Aleafia Health Inc. (OTC:ALEAF) – Aleafia Health has flown under most analysts radar this quarter, but there are several good reasons why the company has been added to the Index. With 22 clinics nationwide, Aleafia owns the most extensive medical cannabis clinic network in Canada; touting over 50,000 patients. The company is also working with Cronos Group (CRON) in a cannabis sleep study and has plans to list its stock on the NASDAQ in the near future.
MedReleaf – After merging with Aurora Cannabis (NYSE: ACB), MedReleaf quit trading its stock; and as such, has been removed from the Index.
Hiku Brands – Likewise, after being acquired by Canopy Growth (NYSE: CGC), Hiku also ceased trading and has been removed from the Index.
Axim Biotechnologies (OTC: AXIM) – So far this year, Axim has performed poorly, and there is little indication that there will be any improvements. Revenue is down, losses are up, and the company has very few products coming down the pipeline. Should conditions change, Axim may make it back on the Index, but for now, it has been removed.
Terra Tech (TRTC) – Unlike Axim, Terra Tech has performed reasonably well this year. However, several lawsuits against the company have curtailed those successes. In a fast-growing industry like cannabis, where more and more companies are going public every day, the Index can take its pick of well-performing companies that don’t have to contend with a slew of litigation.
Namaste Technologies (NXTTF) – Similarly, Namaste has performed admirably over the last quarter, has a robust platform behind it, and was even added to Horizons ETF. Unfortunately, the company has suffered from negative press surrounding accusations that the company is not disclosing related party transactions, and when combined with poor marketing decisions made by the company, removing Namaste from the Index became the right choice to make.
July 1 kicked off the quarter with new regulations on products for sale in the adult-use cannabis market in California. Many brands in California either weren’t ready or decided the new rules were too onerous and left the business. Several dispensaries staged fire sales to clear the shelves ahead of the new rules and producers had to destroy inventory that didn’t meet the new regulations.
There were two other big events that shifted the market into high gear. An almost $5 billion investment by alcohol company Constellation Brands (NYSE: STZ) into Canopy Growth (NYSE: CGC) excited almost everyone in the cannabis industry. Constellation had made an earlier investment in the company late last year and this recent move brings its total ownership up to 38%.
In other beverage news, Bloomberg reported that Coca-Cola (NYSE: KO) was considering doing a beverage deal with Aurora Cannabis. Both firms denied they were in talks but left some wiggle room saying they always look at various deals. Still, the market went nuts about Coca-Cola making a CBD drink.
During the quarter, Tilray priced its $153 million IPO at $17 a share, above its estimated $14-16 range. The stock was listed on the NASDAQ and immediately traded higher, to over $23 a share for a gain of 35%.The stock got as high as $300 (recently trading around $120) and has joined a list of richly valued cannabis stocks.

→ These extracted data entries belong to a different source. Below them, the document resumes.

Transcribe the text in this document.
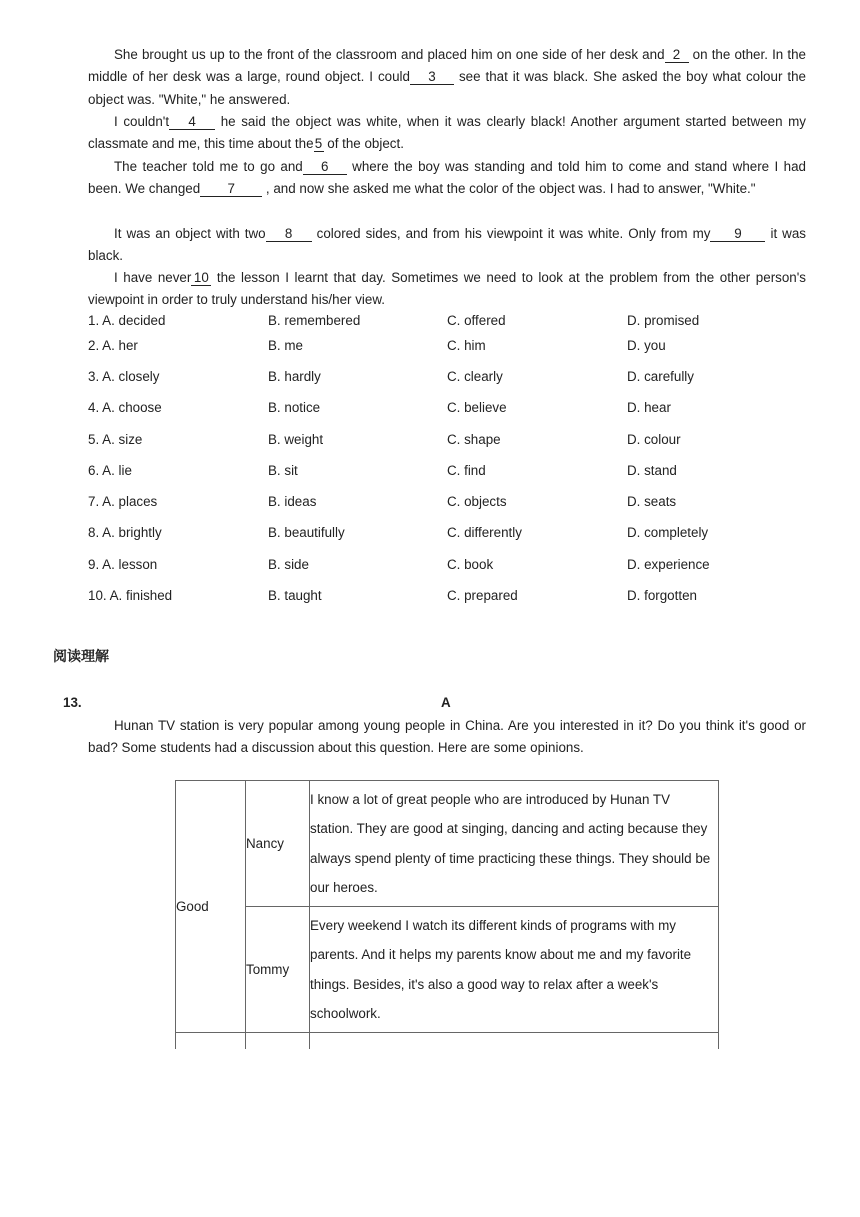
She brought us up to the front of the classroom and placed him on one side of her desk and 2 on the other. In the middle of her desk was a large, round object. I could 3 see that it was black. She asked the boy what colour the object was. "White," he answered.

I couldn't 4 he said the object was white, when it was clearly black! Another argument started between my classmate and me, this time about the5 of the object.

The teacher told me to go and 6 where the boy was standing and told him to come and stand where I had been. We changed 7 , and now she asked me what the color of the object was. I had to answer, "White."

It was an object with two 8 colored sides, and from his viewpoint it was white. Only from my 9 it was black.

I have never 10 the lesson I learnt that day. Sometimes we need to look at the problem from the other person's viewpoint in order to truly understand his/her view.

1. A. decided	B. remembered	C. offered	D. promised
2. A. her	B. me	C. him	D. you
3. A. closely	B. hardly	C. clearly	D. carefully
4. A. choose	B. notice	C. believe	D. hear
5. A. size	B. weight	C. shape	D. colour
6. A. lie	B. sit	C. find	D. stand
7. A. places	B. ideas	C. objects	D. seats
8. A. brightly	B. beautifully	C. differently	D. completely
9. A. lesson	B. side	C. book	D. experience
10. A. finished	B. taught	C. prepared	D. forgotten
阅读理解
13.	A

Hunan TV station is very popular among young people in China. Are you interested in it? Do you think it's good or bad? Some students had a discussion about this question. Here are some opinions.

Good	Nancy	I know a lot of great people who are introduced by Hunan TV station. They are good at singing, dancing and acting because they always spend plenty of time practicing these things. They should be our heroes.
	Tommy	Every weekend I watch its different kinds of programs with my parents. And it helps my parents know about me and my favorite things. Besides, it's also a good way to relax after a week's schoolwork.
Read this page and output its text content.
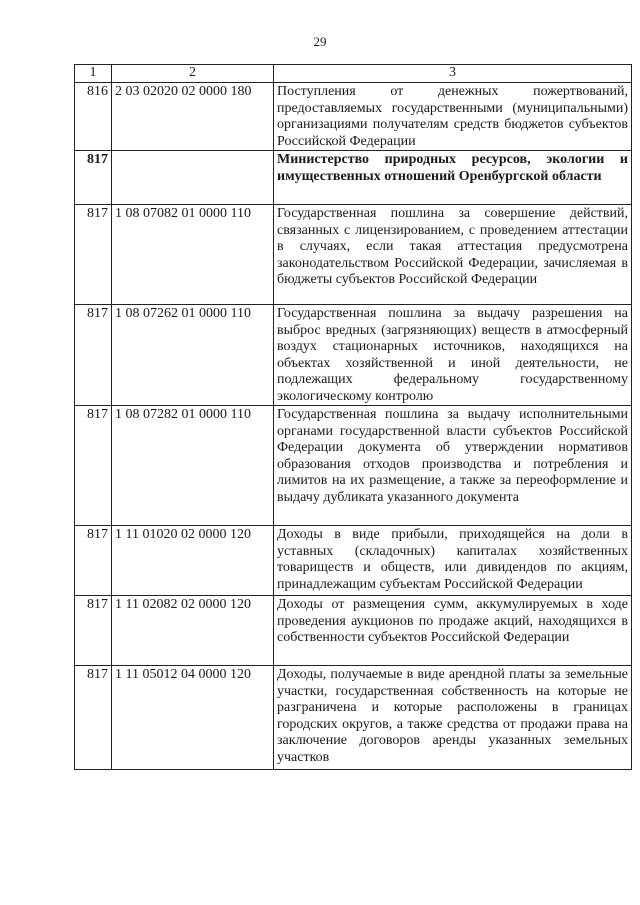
29
1	2	3
816	2 03 02020 02 0000 180	Поступления от денежных пожертвований, предоставляемых государственными (муниципальными) организациями получателям средств бюджетов субъектов Российской Федерации
817		Министерство природных ресурсов, экологии и имущественных отношений Оренбургской области
817	1 08 07082 01 0000 110	Государственная пошлина за совершение действий, связанных с лицензированием, с проведением аттестации в случаях, если такая аттестация предусмотрена законодательством Российской Федерации, зачисляемая в бюджеты субъектов Российской Федерации
817	1 08 07262 01 0000 110	Государственная пошлина за выдачу разрешения на выброс вредных (загрязняющих) веществ в атмосферный воздух стационарных источников, находящихся на объектах хозяйственной и иной деятельности, не подлежащих федеральному государственному экологическому контролю
817	1 08 07282 01 0000 110	Государственная пошлина за выдачу исполнительными органами государственной власти субъектов Российской Федерации документа об утверждении нормативов образования отходов производства и потребления и лимитов на их размещение, а также за переоформление и выдачу дубликата указанного документа
817	1 11 01020 02 0000 120	Доходы в виде прибыли, приходящейся на доли в уставных (складочных) капиталах хозяйственных товариществ и обществ, или дивидендов по акциям, принадлежащим субъектам Российской Федерации
817	1 11 02082 02 0000 120	Доходы от размещения сумм, аккумулируемых в ходе проведения аукционов по продаже акций, находящихся в собственности субъектов Российской Федерации
817	1 11 05012 04 0000 120	Доходы, получаемые в виде арендной платы за земельные участки, государственная собственность на которые не разграничена и которые расположены в границах городских округов, а также средства от продажи права на заключение договоров аренды указанных земельных участков
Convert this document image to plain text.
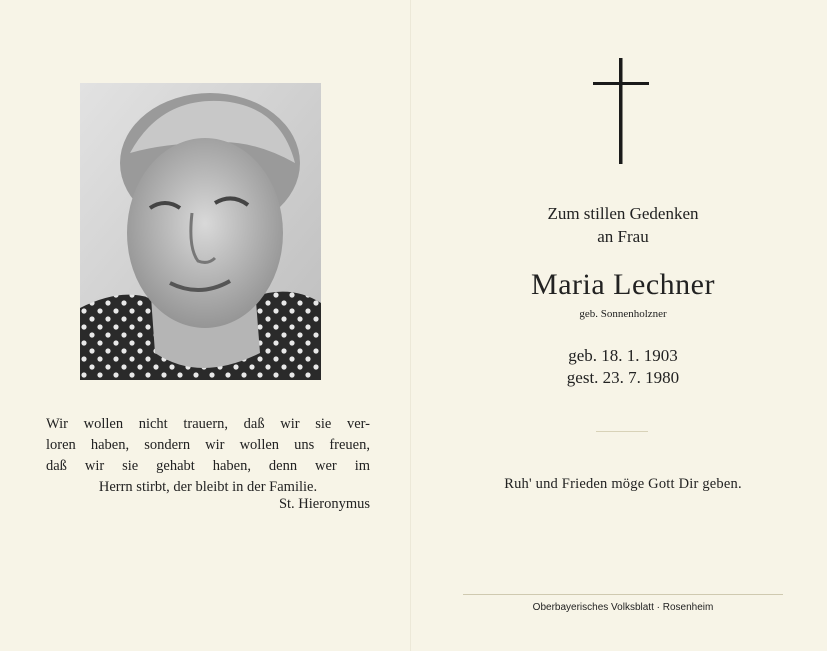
Wir wollen nicht trauern, daß wir sie ver-

loren haben, sondern wir wollen uns freuen,

daß wir sie gehabt haben, denn wer im

Herrn stirbt, der bleibt in der Familie.

St. Hieronymus
Zum stillen Gedenken
an Frau
Maria Lechner
geb. Sonnenholzner
geb. 18. 1. 1903
gest. 23. 7. 1980
Ruh' und Frieden möge Gott Dir geben.
Oberbayerisches Volksblatt · Rosenheim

Other big events during the quarter included the DEA rescheduling the GW Pharmaceutical (NASDAQ: GWPH) drug Epidiolex to a schedule 5 drug. Schedule 5 drugs are considered to have a low level of abuse and include substances like Robitussin cough syrup or Lomotil diarrhea medicine. While the cannabis industry had been excitedly anticipating the rescheduling, it had no larger effect on cannabis products.